Grand Prix Petit Navire - Day 4

BT and Telecom Italia take victory: By Kate Jennings
The 60 and 40 footers really showed what they were made of in the bay of Douarnenez in NW France today, such is their presence as they power along. Two starts were given this morning with remarkable precision on the part of the race committee headed by Loïc Ponceau: 1038 hours on the dot for the Class 40s and 1108 hours for the 60 footers, in exactly the same manner as yesterday. In contrast though, today’s weather conditions were very different, with 15 knots of N’ly wind and clear blue skies. The monohulls quickly devoured the 47 miles of the course which took them as far as the Tas de Pois and ultimately line honours at 1517 hours went to BT. As such the British contingent stood out, with Artemis getting off to the best start.

Meantime Le Pal was the first out of the starting blocks in the 40 foot category and the self same Bruno Jourdren and his crew of Bernard Stamm and Kito De Pavant also led proceedings yesterday, even beating in two 60 footers, DCNS and Artemis. Today there was a bit of a frosty reception on Jourdren’s boat as the crew were forced to retire for technical issues, which nobody onboard wished to comment on.
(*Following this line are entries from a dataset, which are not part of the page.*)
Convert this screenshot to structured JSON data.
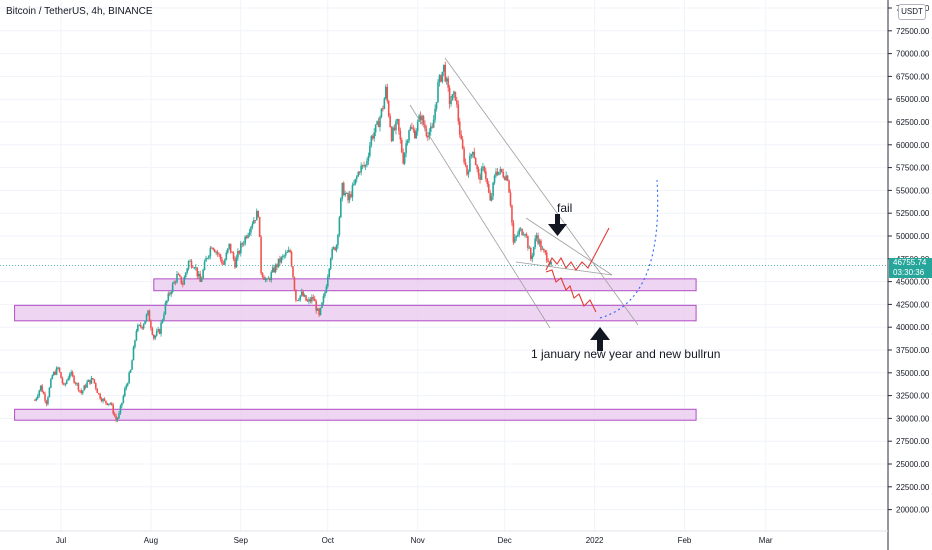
{
  "header": {
    "symbol_title": "Bitcoin / TetherUS, 4h, BINANCE",
    "currency_badge": "USDT"
  },
  "price_tag": {
    "price": "46755.74",
    "countdown": "03:30:36",
    "color": "#26a69a"
  },
  "annotations": {
    "fail": "fail",
    "bullrun": "1 january new year and new bullrun"
  },
  "colors": {
    "up": "#26a69a",
    "down": "#ef5350",
    "zone_fill": "#e8c8ee",
    "zone_border": "#b04cc4",
    "projection_red": "#e53935",
    "projection_blue": "#2962ff",
    "trendline": "#9e9e9e",
    "arrow": "#131722",
    "grid": "#f0f3fa"
  },
  "chart_data": {
    "type": "candlestick",
    "title": "Bitcoin / TetherUS, 4h, BINANCE",
    "y_axis": {
      "side": "right",
      "ticks": [
        20000,
        22500,
        25000,
        27500,
        30000,
        32500,
        35000,
        37500,
        40000,
        42500,
        45000,
        47500,
        50000,
        52500,
        55000,
        57500,
        60000,
        62500,
        65000,
        67500,
        70000,
        72500,
        75000
      ],
      "tick_labels": [
        "20000.00",
        "22500.00",
        "25000.00",
        "27500.00",
        "30000.00",
        "32500.00",
        "35000.00",
        "37500.00",
        "40000.00",
        "42500.00",
        "45000.00",
        "47500.00",
        "50000.00",
        "52500.00",
        "55000.00",
        "57500.00",
        "60000.00",
        "62500.00",
        "65000.00",
        "67500.00",
        "70000.00",
        "72500.00",
        "75000.00"
      ]
    },
    "x_axis": {
      "ticks": [
        "2021-07-01",
        "2021-08-01",
        "2021-09-01",
        "2021-10-01",
        "2021-11-01",
        "2021-12-01",
        "2022-01-01",
        "2022-02-01",
        "2022-03-01"
      ],
      "tick_labels": [
        "Jul",
        "Aug",
        "Sep",
        "Oct",
        "Nov",
        "Dec",
        "2022",
        "Feb",
        "Mar"
      ]
    },
    "price_series": [
      [
        "2021-06-22",
        32000
      ],
      [
        "2021-06-24",
        33500
      ],
      [
        "2021-06-26",
        31800
      ],
      [
        "2021-06-28",
        34700
      ],
      [
        "2021-06-30",
        35500
      ],
      [
        "2021-07-02",
        33400
      ],
      [
        "2021-07-04",
        35000
      ],
      [
        "2021-07-06",
        34000
      ],
      [
        "2021-07-08",
        32800
      ],
      [
        "2021-07-10",
        33900
      ],
      [
        "2021-07-12",
        34300
      ],
      [
        "2021-07-14",
        32600
      ],
      [
        "2021-07-16",
        31800
      ],
      [
        "2021-07-18",
        31700
      ],
      [
        "2021-07-20",
        29800
      ],
      [
        "2021-07-21",
        30400
      ],
      [
        "2021-07-23",
        33100
      ],
      [
        "2021-07-25",
        35200
      ],
      [
        "2021-07-27",
        39800
      ],
      [
        "2021-07-29",
        40200
      ],
      [
        "2021-07-31",
        41500
      ],
      [
        "2021-08-02",
        38900
      ],
      [
        "2021-08-04",
        39600
      ],
      [
        "2021-08-06",
        42400
      ],
      [
        "2021-08-08",
        44200
      ],
      [
        "2021-08-10",
        45600
      ],
      [
        "2021-08-12",
        44800
      ],
      [
        "2021-08-14",
        47200
      ],
      [
        "2021-08-16",
        46900
      ],
      [
        "2021-08-18",
        44900
      ],
      [
        "2021-08-20",
        47400
      ],
      [
        "2021-08-22",
        49100
      ],
      [
        "2021-08-24",
        48100
      ],
      [
        "2021-08-26",
        46900
      ],
      [
        "2021-08-28",
        48900
      ],
      [
        "2021-08-30",
        47000
      ],
      [
        "2021-09-01",
        48800
      ],
      [
        "2021-09-03",
        50200
      ],
      [
        "2021-09-05",
        51600
      ],
      [
        "2021-09-07",
        52600
      ],
      [
        "2021-09-08",
        46200
      ],
      [
        "2021-09-10",
        44900
      ],
      [
        "2021-09-12",
        46100
      ],
      [
        "2021-09-14",
        47100
      ],
      [
        "2021-09-16",
        47800
      ],
      [
        "2021-09-18",
        48300
      ],
      [
        "2021-09-20",
        43100
      ],
      [
        "2021-09-22",
        43600
      ],
      [
        "2021-09-24",
        42700
      ],
      [
        "2021-09-26",
        43200
      ],
      [
        "2021-09-28",
        41100
      ],
      [
        "2021-09-30",
        43800
      ],
      [
        "2021-10-02",
        47900
      ],
      [
        "2021-10-04",
        49100
      ],
      [
        "2021-10-06",
        55300
      ],
      [
        "2021-10-08",
        53900
      ],
      [
        "2021-10-10",
        55500
      ],
      [
        "2021-10-12",
        57400
      ],
      [
        "2021-10-14",
        57700
      ],
      [
        "2021-10-16",
        60800
      ],
      [
        "2021-10-18",
        62000
      ],
      [
        "2021-10-20",
        64200
      ],
      [
        "2021-10-21",
        66000
      ],
      [
        "2021-10-23",
        61000
      ],
      [
        "2021-10-25",
        62300
      ],
      [
        "2021-10-27",
        58400
      ],
      [
        "2021-10-29",
        61900
      ],
      [
        "2021-10-31",
        61300
      ],
      [
        "2021-11-02",
        63200
      ],
      [
        "2021-11-04",
        61400
      ],
      [
        "2021-11-06",
        61500
      ],
      [
        "2021-11-08",
        66500
      ],
      [
        "2021-11-10",
        68500
      ],
      [
        "2021-11-12",
        64800
      ],
      [
        "2021-11-14",
        65400
      ],
      [
        "2021-11-16",
        60100
      ],
      [
        "2021-11-18",
        56900
      ],
      [
        "2021-11-20",
        59700
      ],
      [
        "2021-11-22",
        56300
      ],
      [
        "2021-11-24",
        57500
      ],
      [
        "2021-11-26",
        53600
      ],
      [
        "2021-11-28",
        57200
      ],
      [
        "2021-11-30",
        56900
      ],
      [
        "2021-12-02",
        56500
      ],
      [
        "2021-12-03",
        53700
      ],
      [
        "2021-12-04",
        49200
      ],
      [
        "2021-12-06",
        50500
      ],
      [
        "2021-12-08",
        50600
      ],
      [
        "2021-12-10",
        47500
      ],
      [
        "2021-12-12",
        50100
      ],
      [
        "2021-12-14",
        48300
      ],
      [
        "2021-12-16",
        47600
      ],
      [
        "2021-12-17",
        46700
      ]
    ],
    "zones": [
      {
        "from": "2021-08-02",
        "to": "2022-02-05",
        "low": 44000,
        "high": 45300
      },
      {
        "from": "2021-06-15",
        "to": "2022-02-05",
        "low": 40700,
        "high": 42400
      },
      {
        "from": "2021-06-15",
        "to": "2022-02-05",
        "low": 29800,
        "high": 31000
      }
    ],
    "last_price": 46755.74
  }
}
In substance, Nono (Jourdren) did admit that they could have continued but not without risk of damaging the boat, “a bit like when you have tooth decay and you don’t get it seen to so you end up with a stomach ulcer”. In short, this retirement gave Giovanni Soldini outright victory today. “It’s to thank him (Soldini), because he’s come a long way to come and sail on our waters”.
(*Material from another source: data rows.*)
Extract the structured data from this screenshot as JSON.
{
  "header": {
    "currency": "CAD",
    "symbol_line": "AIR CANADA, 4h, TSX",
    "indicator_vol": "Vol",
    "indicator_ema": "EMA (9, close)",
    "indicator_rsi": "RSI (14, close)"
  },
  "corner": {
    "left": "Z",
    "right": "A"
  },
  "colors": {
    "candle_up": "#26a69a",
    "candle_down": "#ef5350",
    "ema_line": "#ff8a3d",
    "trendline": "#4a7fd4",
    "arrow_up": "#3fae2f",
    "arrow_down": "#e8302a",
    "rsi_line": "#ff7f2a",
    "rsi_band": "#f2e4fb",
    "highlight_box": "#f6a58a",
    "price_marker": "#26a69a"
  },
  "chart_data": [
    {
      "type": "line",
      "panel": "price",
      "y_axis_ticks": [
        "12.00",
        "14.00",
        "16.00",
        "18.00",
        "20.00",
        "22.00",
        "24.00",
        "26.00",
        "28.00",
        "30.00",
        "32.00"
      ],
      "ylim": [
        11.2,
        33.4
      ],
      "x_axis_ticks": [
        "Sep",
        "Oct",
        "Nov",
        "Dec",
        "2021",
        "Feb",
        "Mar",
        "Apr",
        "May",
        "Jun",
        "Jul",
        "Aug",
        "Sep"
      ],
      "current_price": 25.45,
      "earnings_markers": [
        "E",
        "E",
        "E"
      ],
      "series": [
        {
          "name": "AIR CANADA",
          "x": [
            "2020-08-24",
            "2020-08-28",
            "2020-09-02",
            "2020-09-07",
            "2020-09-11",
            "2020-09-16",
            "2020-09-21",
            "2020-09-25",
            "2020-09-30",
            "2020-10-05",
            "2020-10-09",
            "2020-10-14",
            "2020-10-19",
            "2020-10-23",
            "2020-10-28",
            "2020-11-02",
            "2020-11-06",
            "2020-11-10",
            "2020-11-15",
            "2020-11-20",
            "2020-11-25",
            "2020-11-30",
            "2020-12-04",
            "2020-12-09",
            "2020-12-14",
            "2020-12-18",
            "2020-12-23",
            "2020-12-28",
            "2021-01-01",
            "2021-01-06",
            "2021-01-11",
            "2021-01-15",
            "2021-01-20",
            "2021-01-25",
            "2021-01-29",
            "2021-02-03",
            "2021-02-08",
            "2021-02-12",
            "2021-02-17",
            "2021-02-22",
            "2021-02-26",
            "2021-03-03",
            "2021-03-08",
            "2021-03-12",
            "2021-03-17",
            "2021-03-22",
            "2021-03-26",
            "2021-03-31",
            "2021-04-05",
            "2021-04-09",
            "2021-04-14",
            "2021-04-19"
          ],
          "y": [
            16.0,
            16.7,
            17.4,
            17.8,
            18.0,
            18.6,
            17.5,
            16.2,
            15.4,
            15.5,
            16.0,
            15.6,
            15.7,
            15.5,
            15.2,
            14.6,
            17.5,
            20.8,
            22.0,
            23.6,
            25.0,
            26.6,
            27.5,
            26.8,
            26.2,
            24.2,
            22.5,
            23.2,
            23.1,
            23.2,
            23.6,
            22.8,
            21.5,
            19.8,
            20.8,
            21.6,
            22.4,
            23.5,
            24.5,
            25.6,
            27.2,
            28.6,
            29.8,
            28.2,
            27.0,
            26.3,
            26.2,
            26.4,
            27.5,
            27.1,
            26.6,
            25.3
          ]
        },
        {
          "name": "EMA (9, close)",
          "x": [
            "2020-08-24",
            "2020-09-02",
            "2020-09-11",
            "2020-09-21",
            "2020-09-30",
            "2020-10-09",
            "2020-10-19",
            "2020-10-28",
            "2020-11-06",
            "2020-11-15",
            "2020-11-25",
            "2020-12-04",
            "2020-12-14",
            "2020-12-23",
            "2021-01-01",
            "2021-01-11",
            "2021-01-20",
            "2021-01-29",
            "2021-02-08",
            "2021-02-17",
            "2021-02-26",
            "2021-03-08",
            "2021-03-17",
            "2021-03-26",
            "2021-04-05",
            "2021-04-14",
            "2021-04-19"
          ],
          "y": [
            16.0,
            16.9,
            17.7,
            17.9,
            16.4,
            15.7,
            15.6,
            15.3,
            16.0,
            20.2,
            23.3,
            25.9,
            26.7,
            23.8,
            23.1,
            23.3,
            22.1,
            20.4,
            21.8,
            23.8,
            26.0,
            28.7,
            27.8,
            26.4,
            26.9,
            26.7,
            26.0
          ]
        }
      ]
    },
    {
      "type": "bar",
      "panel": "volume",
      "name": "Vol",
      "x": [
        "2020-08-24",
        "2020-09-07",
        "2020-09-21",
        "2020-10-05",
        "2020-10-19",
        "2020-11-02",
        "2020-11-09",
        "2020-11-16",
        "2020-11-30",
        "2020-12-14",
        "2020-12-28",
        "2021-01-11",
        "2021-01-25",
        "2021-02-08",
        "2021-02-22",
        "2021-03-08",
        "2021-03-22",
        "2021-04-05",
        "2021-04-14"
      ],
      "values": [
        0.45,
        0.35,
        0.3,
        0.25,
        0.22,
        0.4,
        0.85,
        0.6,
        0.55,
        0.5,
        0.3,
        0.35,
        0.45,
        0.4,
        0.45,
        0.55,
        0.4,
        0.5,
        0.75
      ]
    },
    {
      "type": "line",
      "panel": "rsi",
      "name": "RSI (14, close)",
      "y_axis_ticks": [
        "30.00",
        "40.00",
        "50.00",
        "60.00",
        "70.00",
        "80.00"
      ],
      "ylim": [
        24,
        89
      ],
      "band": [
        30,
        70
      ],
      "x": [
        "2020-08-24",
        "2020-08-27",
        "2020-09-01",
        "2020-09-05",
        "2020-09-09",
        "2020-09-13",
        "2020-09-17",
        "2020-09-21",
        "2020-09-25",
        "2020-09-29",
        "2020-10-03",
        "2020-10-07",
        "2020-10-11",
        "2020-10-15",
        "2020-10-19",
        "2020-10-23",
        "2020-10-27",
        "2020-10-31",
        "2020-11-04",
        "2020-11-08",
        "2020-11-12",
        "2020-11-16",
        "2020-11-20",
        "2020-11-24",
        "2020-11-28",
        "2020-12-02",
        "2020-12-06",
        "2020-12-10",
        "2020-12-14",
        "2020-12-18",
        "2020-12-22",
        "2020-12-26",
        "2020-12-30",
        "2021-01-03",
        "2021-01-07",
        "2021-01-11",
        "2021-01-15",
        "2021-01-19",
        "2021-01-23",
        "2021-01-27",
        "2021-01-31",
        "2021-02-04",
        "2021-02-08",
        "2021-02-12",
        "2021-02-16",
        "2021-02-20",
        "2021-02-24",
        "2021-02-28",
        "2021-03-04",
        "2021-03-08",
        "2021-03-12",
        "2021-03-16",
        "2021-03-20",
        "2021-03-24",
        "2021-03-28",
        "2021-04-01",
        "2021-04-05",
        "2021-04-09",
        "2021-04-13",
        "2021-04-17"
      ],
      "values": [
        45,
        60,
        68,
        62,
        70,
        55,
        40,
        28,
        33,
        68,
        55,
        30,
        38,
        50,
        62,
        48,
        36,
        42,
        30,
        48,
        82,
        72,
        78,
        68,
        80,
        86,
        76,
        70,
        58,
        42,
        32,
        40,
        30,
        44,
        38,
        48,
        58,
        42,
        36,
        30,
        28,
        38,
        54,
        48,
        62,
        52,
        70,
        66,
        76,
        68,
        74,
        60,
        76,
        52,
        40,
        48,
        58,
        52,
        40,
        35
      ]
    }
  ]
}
For the Class 40, the Grand Prix Petit Navire is a gathering which completely corresponds with the mindset of the sailors in this series: a clever mix of sport and conviviality. So much so that the Class, which has seen a spectacular rise since 2006, is opening itself up ever more on an international level and gathers together both experienced amateurs and professional sailors. “They are boats which are easy to power up and incredibly entertaining on the water” explains Bernard Stamm, skipper of a 60 footer. “It’s rather nice to be invited to sail on a Class 40”.